Os membros do nosso comitê em Londres assistem todas as inscrições submetidas e, depois de longas discussões, os filmes escolhidos são incluídos no programa final e nossa decisão é comunicada aos consultores europeus.

Ao procurar um tema para o próximo epff7, o comitê concluiu que "segredos" seria particularmente adequado. Segredos constituem a espinha dorsal para as tramas de filmes pertencentes a vários gêneros diferentes: desde comédias ("Eu não sabia que eu tinha um irmão gêmeo milionário") a dramas familiares, suspenses, espionagens e intrigas políticas. Segredos podem ser descobertos, mantidos, dados ou vendidos. Enquanto segredos compartilhados podem unir relações, quando quebrados podem destruí-las. Sua função nas interações humanas - sejam íntimas, sociais, profissionais ou políticas - é de suma importância, e não é, portanto, surpreendente que narrativas de todos os tipos, inclusive as cinematográficas, devam refletir tal centralidade. Além disso, a revelação dos segredos mais íntimos de nossos analisandos, e no respeito da confidencialidade por parte dos analistas, são componentes essenciais do nosso trabalho, muito do qual está centrado em torno do reconhecimento do papel dos segredos que o nosso inconsciente tenta manter afastado do resto de nós mesmos (por meio do mecanismo de repressão) - e de outros. Mas, como Freud notou em relação à Dora, muitas vezes falha em fazê-lo.

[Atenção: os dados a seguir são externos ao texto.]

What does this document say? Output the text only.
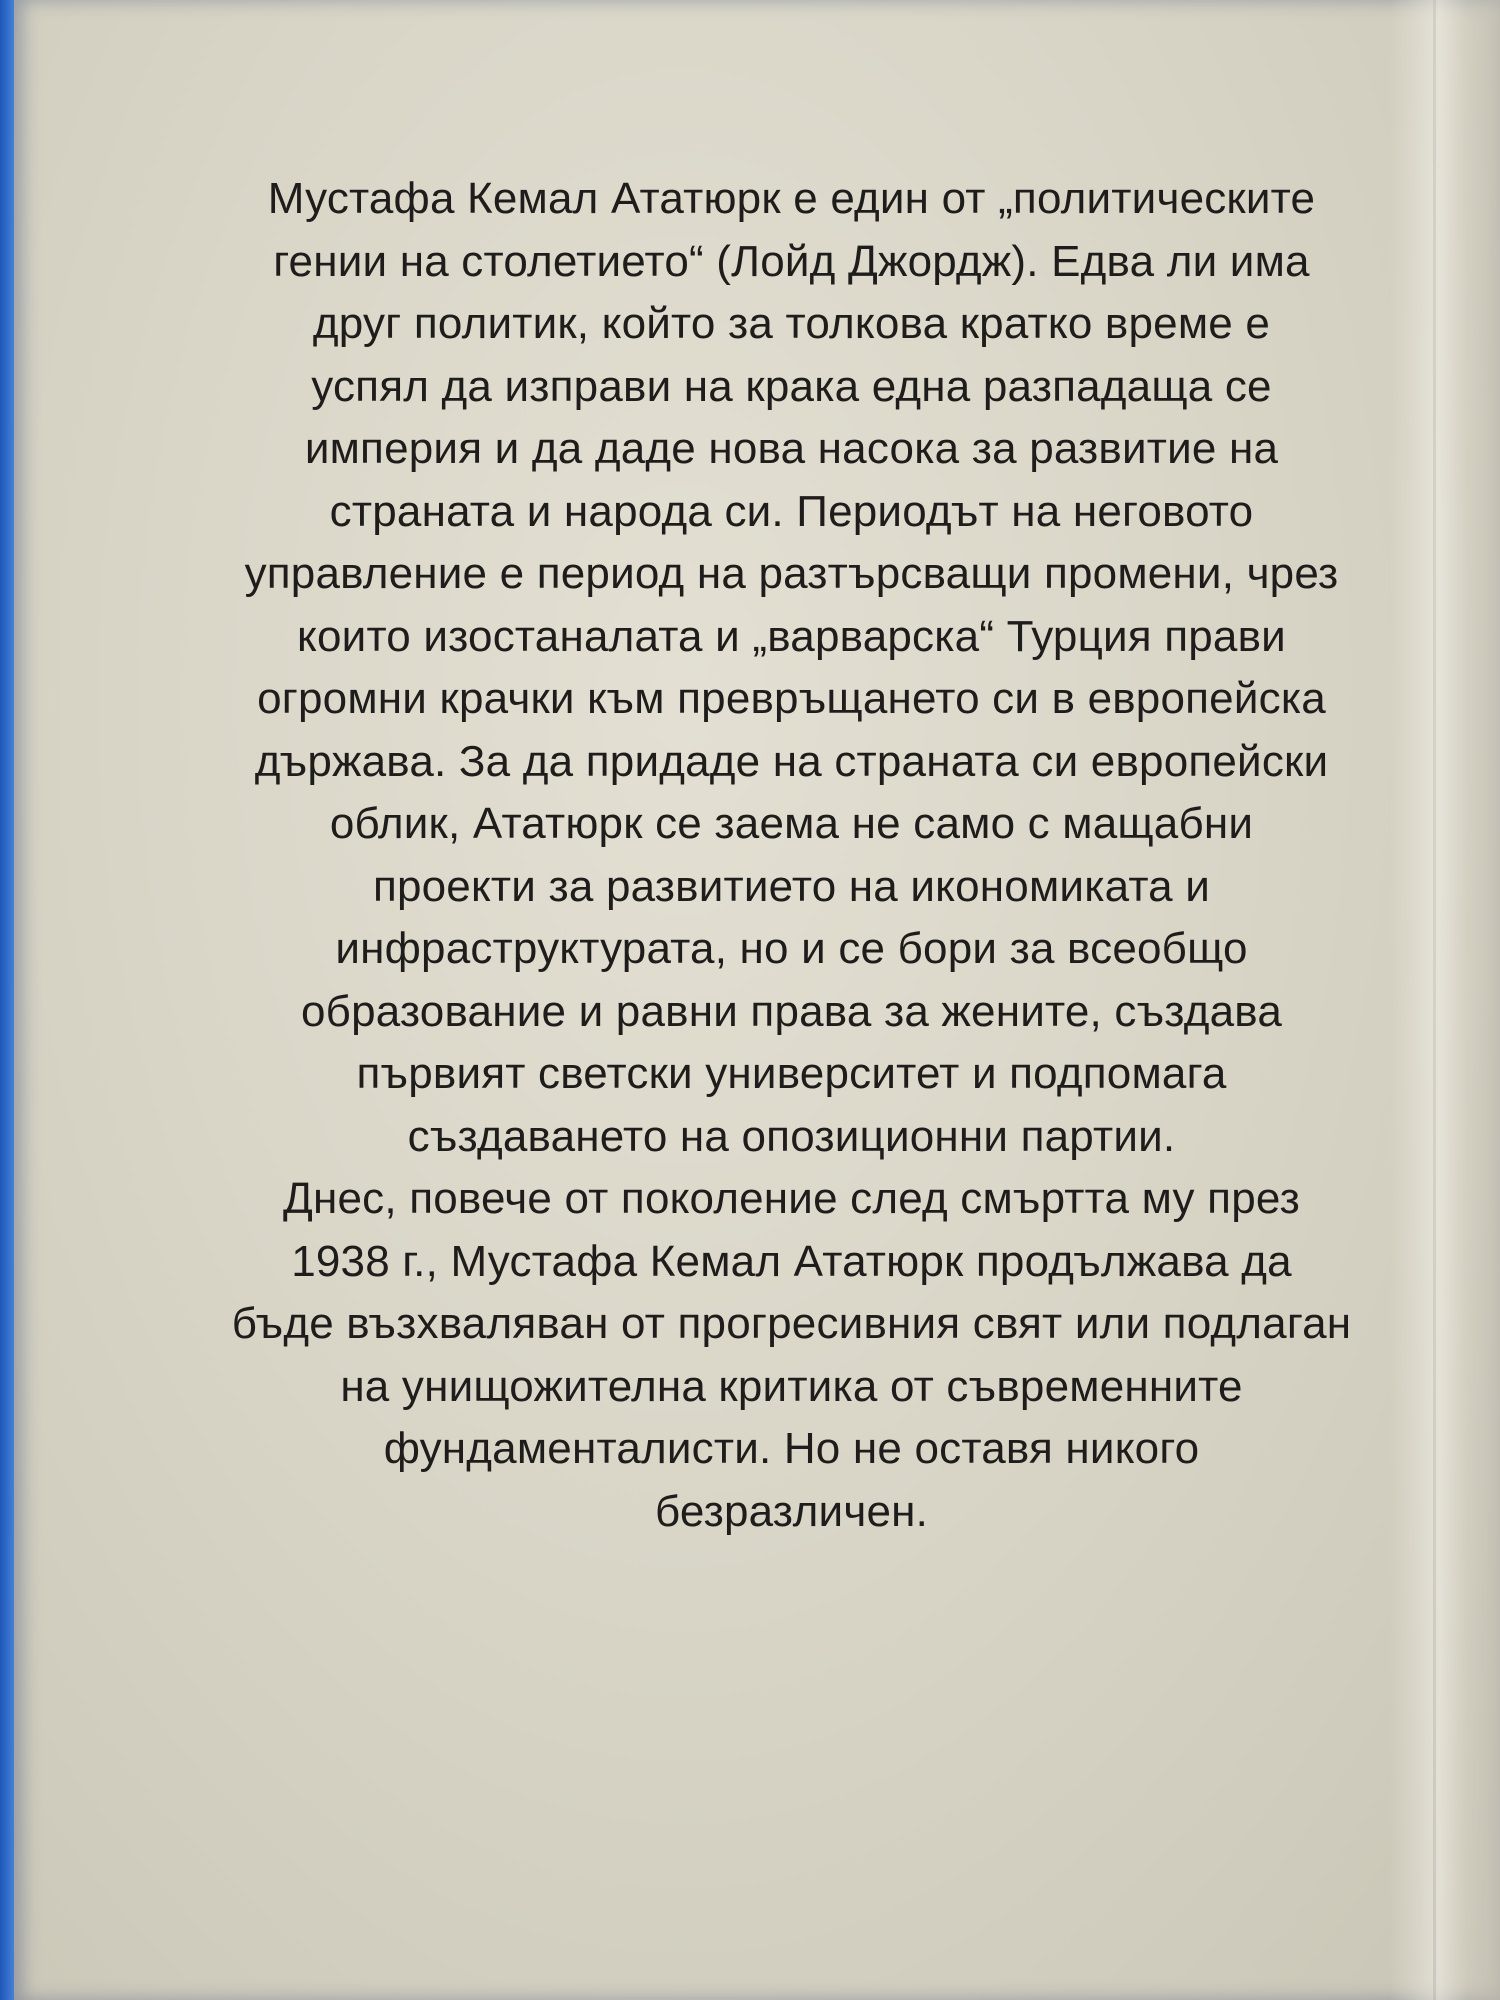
Мустафа Кемал Ататюрк е един от „политическите
гении на столетието“ (Лойд Джордж). Едва ли има
друг политик, който за толкова кратко време е
успял да изправи на крака една разпадаща се
империя и да даде нова насока за развитие на
страната и народа си. Периодът на неговото
управление е период на разтърсващи промени, чрез
които изостаналата и „варварска“ Турция прави
огромни крачки към превръщането си в европейска
държава. За да придаде на страната си европейски
облик, Ататюрк се заема не само с мащабни
проекти за развитието на икономиката и
инфраструктурата, но и се бори за всеобщо
образование и равни права за жените, създава
първият светски университет и подпомага
създаването на опозиционни партии.
Днес, повече от поколение след смъртта му през
1938 г., Мустафа Кемал Ататюрк продължава да
бъде възхваляван от прогресивния свят или подлаган
на унищожителна критика от съвременните
фундаменталисти. Но не оставя никого
безразличен.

Quando me dispus à tarefa de trazer à luz o que os seres humanos mantêm escondido dentro de si, não pelo poder irresistível da hipnose, mas observando o que diziam e mostravam, pensei que a tarefa fosse bem mais difícil do que realmente é. Aquele que tem olhos para ver e ouvidos para ouvir pode convencer-se de que nenhum mortal pode guardar um segredo. Se os seus lábios forem silenciosos, ele falará com as pontas dos dedos; a traição emana dele por todos os poros. E, assim, a tarefa de tornar conscientes os recessos mais ocultos da mente é aquela que é bem possível de se realizar. (Freud, 1905/2006)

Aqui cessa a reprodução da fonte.